Komplek seluas 1,5 hektar ini awalnya dibangun untuk sebuah panti asuhan khusus laki laki. Dibangun pada tahun 1858 dan selesai paha tahun 1864. Didalam komplek terdapat 3 bangunan berjajar. Bangunan ditengah dipergunakan sebagai Museum House of Sampoerna. Diapit oleh dua bangunan kembar di sisi kanan dan kiri.
Liem mempuanyai 5 anak dan tinggal di sayap kanan bangunan yang saat ini digunakan sebagai cafee dan galeri. Sedangkan sayap kiri digunakan sebagai tempat tinggal anak pertamanya setelah menikah. Hingga saat ini bangunan yang berada di Sayap kiri digunakan sebagai tempat tinggal keluarga Liem. Beliau percaya bahwa bersama keluarga lebih efektif dan efesien mengendalikan usahanya. Sejak saat itu hingga sekarang, menjadi tradisi keluarga sampoerna untuk mendirikan rumah disekitar pabrik.
![]() |
Rumah di sayap kanan dan kiri, Yang sebelah kiri masih ditempati keluarga Liem hingga saat ini |
![]() |
Roll Royce mejeng di depan Rumah |
Didepan rumah keluarga Sampoerna terpajang dua mobil Roll Royce keluaran tahun 70 an. Bahkan sebelum saya lahir. Nampak mulus dan kinclong. Meski tua, kedua mobil tersebut masih bisa dikendarai. Hanya saja nggak bisa dikendarai di Indonesia, karena kedua mobil tersebut menggunakan Plat Singapura dengan nomer seri sesuai produknya sekaligus angka keberuntungan 234.

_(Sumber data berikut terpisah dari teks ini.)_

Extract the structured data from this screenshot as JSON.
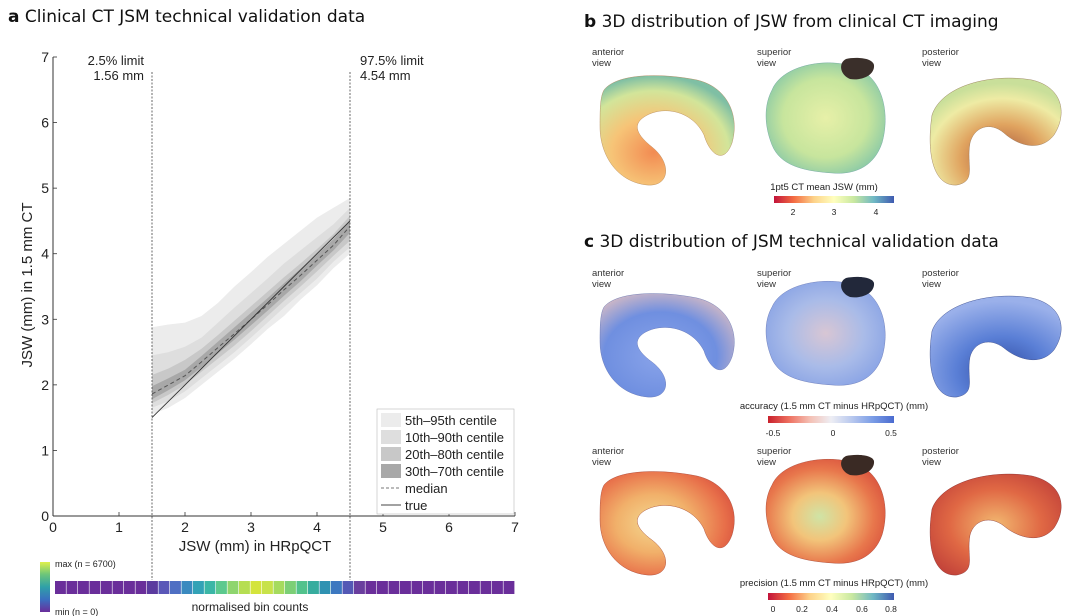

Jadi, ya, untuk meraih sukses tidak dihasilkan secara sekejap. Apalagi dengan bantuan Jin dalam waktu semalam saja ala cerita dongeng. Atau menggunakan guna guna dengan dengan menggali kubur. Astaghfirullah. Nggak banget. Butuh waktu tahunan untuk tetep tekun, berpeluh peluh dan menatap setiap badai yang menerjang. Seperti kata pepatah “Semua akan indah pada waktunya”. Ayooo kerja!